More than two years have passed since the original guidance was issued in April 2005, and the Regulator considers that it is time to focus again on its expectations of professional advisers working with trustees and employers in relation to events that may have a detrimental impact on a pension scheme.
The Regulator has been consulting on the proposed changes which are intended to move away from prescriptive tests towards a more principled approach. This is to provide greater clarity in relation to both the risk assessment that pension scheme trustees should undertake, and the level of mitigation that they should seek. The changes also clarify that where there is a “Type A” event (i.e. one in respect of which clearance may be sought), trustees may trigger a scheme valuation and renegotiate an existing recovery plan.
Under existing legislation, the Pensions Regulator is able to give clearance statements in advance of corporate transactions.

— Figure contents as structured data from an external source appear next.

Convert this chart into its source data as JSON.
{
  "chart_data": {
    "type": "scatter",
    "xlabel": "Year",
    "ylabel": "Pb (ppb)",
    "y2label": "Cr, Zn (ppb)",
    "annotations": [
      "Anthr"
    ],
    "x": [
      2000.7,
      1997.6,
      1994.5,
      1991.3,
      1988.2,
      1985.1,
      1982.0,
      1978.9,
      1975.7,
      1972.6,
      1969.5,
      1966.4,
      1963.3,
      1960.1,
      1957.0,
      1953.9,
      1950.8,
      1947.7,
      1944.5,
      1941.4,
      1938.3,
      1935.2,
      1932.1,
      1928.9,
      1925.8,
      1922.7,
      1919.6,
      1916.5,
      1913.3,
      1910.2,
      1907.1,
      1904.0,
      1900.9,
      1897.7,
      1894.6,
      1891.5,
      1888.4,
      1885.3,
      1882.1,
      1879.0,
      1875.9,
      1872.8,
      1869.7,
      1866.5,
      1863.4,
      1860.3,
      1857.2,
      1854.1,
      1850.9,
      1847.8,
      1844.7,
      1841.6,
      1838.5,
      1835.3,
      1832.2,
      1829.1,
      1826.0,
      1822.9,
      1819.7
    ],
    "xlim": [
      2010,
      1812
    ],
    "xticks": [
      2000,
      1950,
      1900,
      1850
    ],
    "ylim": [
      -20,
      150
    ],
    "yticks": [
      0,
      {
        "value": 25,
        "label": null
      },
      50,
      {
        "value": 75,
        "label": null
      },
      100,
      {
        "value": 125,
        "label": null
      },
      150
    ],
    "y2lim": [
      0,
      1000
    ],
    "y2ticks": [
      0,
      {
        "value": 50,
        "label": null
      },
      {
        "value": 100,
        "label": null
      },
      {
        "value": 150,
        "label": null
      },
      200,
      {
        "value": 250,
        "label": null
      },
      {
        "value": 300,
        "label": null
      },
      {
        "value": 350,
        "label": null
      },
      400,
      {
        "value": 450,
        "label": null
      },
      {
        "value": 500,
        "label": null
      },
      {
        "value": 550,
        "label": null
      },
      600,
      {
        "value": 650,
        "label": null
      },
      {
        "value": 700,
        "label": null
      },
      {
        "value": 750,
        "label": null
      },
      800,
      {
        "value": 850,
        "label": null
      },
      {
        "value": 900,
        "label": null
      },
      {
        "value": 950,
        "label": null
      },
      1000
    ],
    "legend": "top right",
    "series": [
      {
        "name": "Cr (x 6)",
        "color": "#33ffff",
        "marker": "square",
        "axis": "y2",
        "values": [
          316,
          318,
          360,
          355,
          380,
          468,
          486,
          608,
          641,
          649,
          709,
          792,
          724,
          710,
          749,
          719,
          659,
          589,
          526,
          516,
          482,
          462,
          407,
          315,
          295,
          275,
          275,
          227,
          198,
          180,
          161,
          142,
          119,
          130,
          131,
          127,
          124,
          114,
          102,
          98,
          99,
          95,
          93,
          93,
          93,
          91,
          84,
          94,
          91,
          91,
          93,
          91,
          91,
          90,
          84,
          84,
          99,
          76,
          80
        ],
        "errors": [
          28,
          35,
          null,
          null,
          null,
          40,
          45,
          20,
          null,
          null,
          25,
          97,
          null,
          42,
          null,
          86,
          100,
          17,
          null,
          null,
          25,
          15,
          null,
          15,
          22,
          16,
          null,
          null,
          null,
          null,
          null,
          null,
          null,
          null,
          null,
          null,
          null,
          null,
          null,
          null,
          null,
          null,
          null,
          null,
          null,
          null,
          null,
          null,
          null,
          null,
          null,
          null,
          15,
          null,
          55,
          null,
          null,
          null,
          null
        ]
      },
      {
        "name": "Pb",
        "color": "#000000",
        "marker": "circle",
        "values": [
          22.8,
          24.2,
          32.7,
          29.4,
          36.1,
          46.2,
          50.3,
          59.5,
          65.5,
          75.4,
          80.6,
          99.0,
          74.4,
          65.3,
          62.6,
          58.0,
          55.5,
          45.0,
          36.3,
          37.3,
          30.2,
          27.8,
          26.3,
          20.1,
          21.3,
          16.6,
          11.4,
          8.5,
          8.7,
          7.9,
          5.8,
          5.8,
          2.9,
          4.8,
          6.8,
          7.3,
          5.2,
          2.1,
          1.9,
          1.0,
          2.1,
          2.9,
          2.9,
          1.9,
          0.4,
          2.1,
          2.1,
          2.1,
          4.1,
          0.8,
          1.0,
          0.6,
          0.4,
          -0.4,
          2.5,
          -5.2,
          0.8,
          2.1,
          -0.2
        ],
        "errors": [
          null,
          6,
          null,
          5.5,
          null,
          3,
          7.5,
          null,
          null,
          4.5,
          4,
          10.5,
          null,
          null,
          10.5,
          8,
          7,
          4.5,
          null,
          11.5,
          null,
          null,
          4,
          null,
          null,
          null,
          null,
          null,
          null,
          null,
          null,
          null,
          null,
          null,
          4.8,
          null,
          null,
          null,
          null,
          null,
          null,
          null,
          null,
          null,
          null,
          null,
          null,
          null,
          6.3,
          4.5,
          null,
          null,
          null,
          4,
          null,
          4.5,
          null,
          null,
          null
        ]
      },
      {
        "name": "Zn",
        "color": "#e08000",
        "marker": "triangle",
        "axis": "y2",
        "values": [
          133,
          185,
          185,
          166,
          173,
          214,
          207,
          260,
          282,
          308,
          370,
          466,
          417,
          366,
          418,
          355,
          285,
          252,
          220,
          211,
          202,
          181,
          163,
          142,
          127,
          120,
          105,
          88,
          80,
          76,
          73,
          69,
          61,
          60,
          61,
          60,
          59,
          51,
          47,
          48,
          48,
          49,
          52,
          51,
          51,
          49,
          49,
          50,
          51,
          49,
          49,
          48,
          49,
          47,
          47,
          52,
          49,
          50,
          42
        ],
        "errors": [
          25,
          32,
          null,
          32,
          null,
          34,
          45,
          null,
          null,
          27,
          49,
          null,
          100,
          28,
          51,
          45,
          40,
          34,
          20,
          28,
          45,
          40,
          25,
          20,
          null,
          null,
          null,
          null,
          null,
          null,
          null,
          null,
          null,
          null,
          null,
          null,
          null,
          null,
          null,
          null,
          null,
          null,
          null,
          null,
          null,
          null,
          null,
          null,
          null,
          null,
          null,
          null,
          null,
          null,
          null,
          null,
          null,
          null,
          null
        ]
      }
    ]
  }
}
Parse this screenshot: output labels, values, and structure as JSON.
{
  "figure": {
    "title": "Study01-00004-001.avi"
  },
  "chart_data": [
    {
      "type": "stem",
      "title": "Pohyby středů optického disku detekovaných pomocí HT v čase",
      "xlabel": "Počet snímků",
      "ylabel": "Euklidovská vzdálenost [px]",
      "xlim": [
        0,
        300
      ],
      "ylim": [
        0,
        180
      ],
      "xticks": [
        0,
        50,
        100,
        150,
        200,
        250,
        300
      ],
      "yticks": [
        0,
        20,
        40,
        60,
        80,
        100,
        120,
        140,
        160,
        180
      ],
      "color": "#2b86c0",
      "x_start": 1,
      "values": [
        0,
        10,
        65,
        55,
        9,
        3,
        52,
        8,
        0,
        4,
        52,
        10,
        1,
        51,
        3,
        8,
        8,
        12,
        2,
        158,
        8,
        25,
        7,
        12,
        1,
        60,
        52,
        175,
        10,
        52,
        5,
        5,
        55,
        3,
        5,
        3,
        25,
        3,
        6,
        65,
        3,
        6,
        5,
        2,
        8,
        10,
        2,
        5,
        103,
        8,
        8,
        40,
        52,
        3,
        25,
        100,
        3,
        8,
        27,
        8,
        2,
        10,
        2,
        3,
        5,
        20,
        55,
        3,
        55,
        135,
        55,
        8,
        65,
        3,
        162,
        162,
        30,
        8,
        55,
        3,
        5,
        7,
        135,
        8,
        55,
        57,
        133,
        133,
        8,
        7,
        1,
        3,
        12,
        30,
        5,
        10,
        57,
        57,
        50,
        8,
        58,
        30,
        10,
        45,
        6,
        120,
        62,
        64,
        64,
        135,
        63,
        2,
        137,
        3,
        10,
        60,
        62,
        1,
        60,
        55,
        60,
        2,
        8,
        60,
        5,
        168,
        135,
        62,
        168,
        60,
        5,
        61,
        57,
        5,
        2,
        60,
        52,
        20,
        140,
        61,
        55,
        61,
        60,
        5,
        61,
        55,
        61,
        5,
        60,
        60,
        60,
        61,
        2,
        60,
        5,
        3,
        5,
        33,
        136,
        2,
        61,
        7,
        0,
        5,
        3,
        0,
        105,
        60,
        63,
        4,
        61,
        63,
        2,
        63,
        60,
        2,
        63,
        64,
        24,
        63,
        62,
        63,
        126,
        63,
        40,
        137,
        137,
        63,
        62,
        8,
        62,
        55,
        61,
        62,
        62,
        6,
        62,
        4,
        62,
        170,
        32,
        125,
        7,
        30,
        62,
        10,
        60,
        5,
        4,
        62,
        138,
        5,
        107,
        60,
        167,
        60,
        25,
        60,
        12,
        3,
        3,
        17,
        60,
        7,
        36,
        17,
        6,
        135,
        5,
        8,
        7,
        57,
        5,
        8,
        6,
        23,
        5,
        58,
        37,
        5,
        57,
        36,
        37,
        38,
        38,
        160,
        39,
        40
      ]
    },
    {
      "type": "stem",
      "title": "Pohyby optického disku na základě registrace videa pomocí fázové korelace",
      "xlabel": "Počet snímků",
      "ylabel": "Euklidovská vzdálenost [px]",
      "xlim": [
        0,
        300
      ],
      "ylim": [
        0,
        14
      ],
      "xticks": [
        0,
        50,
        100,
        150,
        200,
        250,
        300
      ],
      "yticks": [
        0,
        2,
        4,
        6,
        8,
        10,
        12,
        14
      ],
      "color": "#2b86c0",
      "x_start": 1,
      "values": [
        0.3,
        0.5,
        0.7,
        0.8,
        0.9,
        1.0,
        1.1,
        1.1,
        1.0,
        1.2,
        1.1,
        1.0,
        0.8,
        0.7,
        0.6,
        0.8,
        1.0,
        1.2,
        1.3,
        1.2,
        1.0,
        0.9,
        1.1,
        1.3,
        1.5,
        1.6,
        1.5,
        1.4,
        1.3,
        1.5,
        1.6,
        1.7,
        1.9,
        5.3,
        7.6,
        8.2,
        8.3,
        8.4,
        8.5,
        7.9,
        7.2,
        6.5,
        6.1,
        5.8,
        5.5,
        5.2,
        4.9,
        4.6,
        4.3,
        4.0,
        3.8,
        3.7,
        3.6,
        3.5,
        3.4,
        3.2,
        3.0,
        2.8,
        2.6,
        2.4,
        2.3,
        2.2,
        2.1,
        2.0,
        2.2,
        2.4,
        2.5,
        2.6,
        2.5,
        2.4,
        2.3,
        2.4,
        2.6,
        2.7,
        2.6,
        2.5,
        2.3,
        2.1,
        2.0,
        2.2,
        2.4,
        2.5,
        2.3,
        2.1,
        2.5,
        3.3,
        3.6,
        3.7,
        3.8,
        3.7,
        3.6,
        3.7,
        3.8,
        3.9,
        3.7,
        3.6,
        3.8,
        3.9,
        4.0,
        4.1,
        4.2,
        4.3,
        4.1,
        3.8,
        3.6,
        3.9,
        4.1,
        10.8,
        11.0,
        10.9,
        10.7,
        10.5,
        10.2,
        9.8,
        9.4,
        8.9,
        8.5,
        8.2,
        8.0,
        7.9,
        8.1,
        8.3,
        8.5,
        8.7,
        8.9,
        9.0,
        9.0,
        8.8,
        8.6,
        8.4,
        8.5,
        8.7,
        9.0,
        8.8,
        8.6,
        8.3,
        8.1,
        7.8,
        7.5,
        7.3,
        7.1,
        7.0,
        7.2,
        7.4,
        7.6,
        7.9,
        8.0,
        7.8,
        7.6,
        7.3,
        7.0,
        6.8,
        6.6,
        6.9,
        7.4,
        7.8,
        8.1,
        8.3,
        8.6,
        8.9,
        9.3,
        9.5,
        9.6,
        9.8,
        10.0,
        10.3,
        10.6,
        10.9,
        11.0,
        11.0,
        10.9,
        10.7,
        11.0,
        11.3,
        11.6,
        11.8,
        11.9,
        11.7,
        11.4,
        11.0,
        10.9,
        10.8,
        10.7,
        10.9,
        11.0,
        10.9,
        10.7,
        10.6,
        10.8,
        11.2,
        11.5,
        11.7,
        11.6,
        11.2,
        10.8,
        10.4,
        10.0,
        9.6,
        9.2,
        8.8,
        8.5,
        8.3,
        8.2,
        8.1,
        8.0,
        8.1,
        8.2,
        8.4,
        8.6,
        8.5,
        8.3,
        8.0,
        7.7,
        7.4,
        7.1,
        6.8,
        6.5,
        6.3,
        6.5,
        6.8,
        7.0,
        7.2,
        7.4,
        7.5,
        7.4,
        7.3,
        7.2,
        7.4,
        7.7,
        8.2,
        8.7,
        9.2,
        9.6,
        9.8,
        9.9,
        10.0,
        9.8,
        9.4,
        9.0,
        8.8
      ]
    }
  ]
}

A clearance statement is confirmation that the Regulator will not use its powers to require the applicant to make a financial contribution or to give other support to a pension scheme as a result of a proposed transaction where the transaction is detrimental to the employer’s covenant to the scheme.
Assuming that the proposed changes to the guidance remain largely in their current form, their impact should be fairly limited. Ultimately clearance is a voluntary process and if the transaction will not give rise to circumstances in which a financial support direction or contribution notice could be issued, parties to corporate transactions may choose not to apply for clearance. For trustees, the revised guidance will serve as a reminder that, where a transaction will lead to a reduction in the strength of the employer’s covenant to the pension scheme, they should look for the increased risk to the scheme to be mitigated in some way.
The consultation period on these changes closed on 2 November 2007.